Branca Museum

Via Resegone, 2. (Open Map)


The museum was opened in 1995, on occasion of the famous company’s 150th anniversary. It is in premises covering 800 square metres, and it includes all the sectors of traditional distillery operation: herbal laboratories, barrel production, right through to accounting.
The Museum illustrates all the stages of the company’s history, from 1845, when Bernardino Branca, originating from Cernobbio (near Como) but living in Milan, opened a bar in Pallanza called “Caffè del Portichetto,” and here he made the first fernet liqueur for his own personal use. In 1862 he returned to Milan and founded the Fratelli Branca (Branca brothers, in the name of his three sons Luigi, Giuseppe and Stefano) factory manufacturing liqueurs and syrups, and began selling Fernet. Its success was immediate, and it continued right through the 20th century.
Today the company’s products include many famous drinks: Brancamenta, Stravecchio Branca, Grappe Candolini, the Sensèa specialty range, Caffè Borghetti, Punt e Mes, Carpano Bianco, Classico & Antica Formula, and Sambuca Borghetti. More recently, from 1985, there are also the Villa Branca products (wine and extra-virgin olive oil produced in the heart of the Chianti Classico region), whose history is also documented at the Museum.
The collection includes the first Fratelli Branca advertisement, dating to 14 February 1865 when it appeared in the liberal Milan newspaper “La Perseveranza” (published in Milan from 1859 to 1922). In this advert, sized about 10 x 10 cm, Fernet-Branca was named simply “Fernet”, and it was announced as “anti-fever, anti-worms, tonic, invigorating, warming, and anti-choleric.”
The company’s first logo dates to 1893, designed by the famous illustrator Leopoldo Metlicovitz (one of Marcello Dudovich’s teachers), with the Latin motto “Novare serbardo” (innovation with conservation), featuring the eagle holding the bottle, with the globe underneath. It appeared on the 1895 company calendar, but it was registered at the Ministry of the National Economy on 27 November 1905.

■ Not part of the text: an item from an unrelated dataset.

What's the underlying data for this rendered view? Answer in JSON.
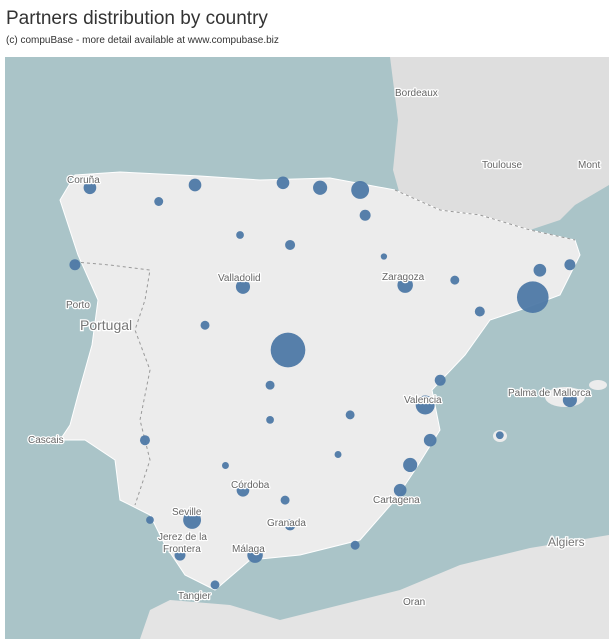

The museum includes a collection of Art Nouveau posters and calendars, with illustrations based on French originals or directly purchased from French agencies. These contributed to the company’s success. Fratelli Branca commissioned a series of large, colour-printed posters which, above all up until 1914, marked the “golden age” of “Liberty,” Italy’s Art Nouveau. They show considerable influence from artists such as Toulouse-Lautrec, Steinlen and Chéret. This fascinating collection comprises artists such as Giuseppe Amisani, Elio Stelminig, Plinio Codognato, Osvaldo Ballerio, Achille Luciano Mauzan and Leopoldo Metlicovitz.
The Museum illustrates an example of Milan’s transition towards a modern economy. Visitors are attracted above all by the information on the famous liqueur Fernet, made to a secret formula that has never been revealed or changed, and that still today is carefully conserved by the family. This product contributed to the development of the Lombard and Italian economy from the mid 19th to the early 20th centuries. Fernet is exported all over the world, and it won prestigious awards and prizes in Italy and Europe: Florence 1861, London 1862, Paris 1867, and Vienna 1873. In the United States, it won awards in Philadelphia, Melbourne and Chicago.